OC Register Survey -My Answers

The Orange County Register circulated a five-question survey to all candidates running for city council in Orange County and requested answers of 150 words or less by September 6.

Click the questions below to see the answers I provided.

1. How can the city best meet the demand and mandates for more housing, including at lower prices, while also preserving the quality of life for existing neighborhoods and residents?

While Newport Beach has a definite need for affordable senior and workforce housing, the free market has no reason to produce low-priced units in a high-price market.

That makes meeting our state’s goal to add the same fraction of low-cost housing everywhere especially challenging in the most desirable areas to live, such as Newport Beach.

So if making low-cost housing available everywhere is truly a societal goal, some form of government intervention is required.

Two possibilities are incentives to builders or subsidies to buyers/renters.

Of those, I would prefer rent subsidies, since builder incentives typically add large amounts and forms of development that would not otherwise be allowed.

But the subsidies should come from the state legislators for whom having the same priced housing everywhere is a goal, not from the cities on whom it is imposed.

2. What can the city do better to fund and address aging roads and water and sewer systems and prepare for future infrastructure needs?

In Newport Beach, as, I believe in every part of Orange County, water and sewer services are supported by enterprise funds (not all of which are city-operated) in which the costs are passed on to the users through the Proposition 218 process. So funding is, in a sense, automatic, but ratepayers have to trust their elected officials are not allowing unreasonable costs to be asked of them.

Preparing for future infrastructure needs is mostly a matter of the professional staff at the responsible agencies preparing a thoughtful master plans, with the elected officials who oversee the agency making sure that is happening.

The need for master plans applies to aging and future-needed roads, as well. But here, elected officials additionally need to ensure the city's general fund obligations are being supplemented to the maximum extent possible by state and federal grants and developer and visitor impact fees.

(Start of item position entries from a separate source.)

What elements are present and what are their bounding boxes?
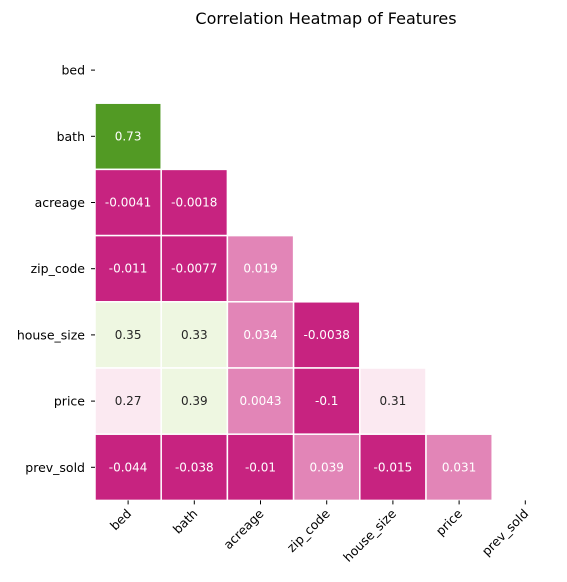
heatmap-cell-bath-bed [94,102,162,171]
y-tick-label-zip_code: zip_code [31,261,86,276]
cell-value-label: 0.27 [115,394,142,408]
x-tick-label-bath: bath [170,506,201,537]
y-tick-label-acreage: acreage [35,195,86,210]
cell-value-label: -0.0077 [171,262,217,276]
x-tick-label-bed: bed [107,506,134,533]
cell-value-label: 0.31 [380,394,407,408]
heatmap-cell-zip_code-acreage [226,234,295,303]
cell-value-label: -0.038 [175,460,214,474]
cell-value-label: 0.73 [115,129,142,143]
heatmap-cell-prev_sold-acreage [226,433,295,502]
y-tick-label-price: price [54,394,85,409]
x-tick-label-house_size: house_size [340,506,399,565]
heatmap-cell-prev_sold-house_size [359,433,427,502]
heatmap-cell-price-zip_code [292,367,361,435]
heatmap-cell-acreage-bed [94,168,162,237]
x-tick-label-acreage: acreage [220,506,266,552]
heatmap-cell-prev_sold-price [425,433,493,502]
cell-value-label: -0.044 [109,460,148,474]
cell-value-label: 0.33 [181,328,208,342]
cell-value-label: -0.015 [374,460,413,474]
cell-value-label: -0.011 [109,262,148,276]
cell-value-label: 0.39 [181,394,208,408]
x-tick-label-zip_code: zip_code [284,506,333,555]
heatmap-cell-house_size-zip_code [292,301,361,369]
cell-value-label: -0.0041 [105,196,151,210]
y-tick-label-bed: bed [61,63,85,78]
cell-value-label: -0.0018 [171,196,217,210]
cell-value-label: 0.019 [243,262,277,276]
cell-value-label: 0.35 [115,328,142,342]
cell-value-label: 0.034 [243,328,277,342]
cell-value-label: 0.039 [310,460,344,474]
heatmap-cell-house_size-bath [160,301,229,369]
heatmap-cells: 0.73 -0.0041 -0.0018 -0.011 -0.0077 0.019 0.35… [94,102,493,502]
x-tick-label-prev_sold: prev_sold [479,506,532,559]
cell-value-label: 0.0043 [240,394,282,408]
heatmap-cell-prev_sold-zip_code [292,433,361,502]
cell-value-label: -0.1 [315,394,338,408]
y-tick-label-house_size: house_size [17,327,85,342]
cell-value-label: -0.01 [245,460,276,474]
x-tick-label-price: price [433,506,466,539]
heatmap-cell-prev_sold-bath [160,433,229,502]
x-axis-ticks: bed bath acreage zip_code house_size price pre… [107,500,532,565]
y-tick-label-prev_sold: prev_sold [25,460,85,475]
y-tick-label-bath: bath [57,129,85,144]
cell-value-label: -0.0038 [304,328,350,342]
heatmap-cell-price-bath [160,367,229,435]
chart-title: Correlation Heatmap of Features [195,9,456,28]
cell-value-label: 0.031 [442,460,476,474]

3. How should the city balance paying off debts, such as pension liabilities, and building reserves all while meeting residents’ needs? Should a solution involve finding new revenue, trimming the budget, or something else entirely?

Newport Beach is blessed to have a large, stable and ever-growing property tax revenue base which has allowed the City to maintain quite healthy financial reserves while providing the expected services and working to pay down the unfunded debt liability that has accrued from the unsustainably generous employee pension offerings of the past.

Things can change, but I don’t see any immediate need to modify an approach that has been working well.

4. In your opinion, what is the biggest need your city faces, and how would you address it?

Newport Beach’s biggest immediate need is to satisfy the state it has implemented their large Regional Housing Needs Assessment allocation without losing our citizens’ right to continue to vote on future development increases via our 22-year-old “Greenlight” Charter provision. That may require having the political fortitude to forgo a vote on the RHNA-fulfilling plan.

But issues change, and the biggest ongoing need is for government that welcomes those who wish to participate and reaches out to those who don’t.

I would address that need by trying to convince my colleagues that in the 13 years I’ve been watching, Newport Beach has regressed rather than progressed in those areas, and needs to take corrective action. That would include such things as resuming resident surveys, moving council meetings back to an evening hour and increasing public comment time limits.

5. Why would you make a good leader, and how would you represent the diverse communities of your city?

Whatever they may promise voters, it is unrealistic to expect any candidate to single-handedly solve a city’s issues. For if elected, they will not be its leader, but just one vote on a body that governs by collective action.

As the public’s elected watchdogs over the professional staff that runs the city day-to-day , good leadership skills are needed primarily to steer the other council members in what a candidate believes is the direction best serving the diverse interests of the city’s residents.

To discover that direction I would listen with openness to everyone, not just those who share my personal views.

I believe it is equally important to question whether city staff, in preparing the proposals that come before the council, has properly weighed those community interests and suggested policies that best address them. I would do my best to ensure every possible deficiency gets a full public airing.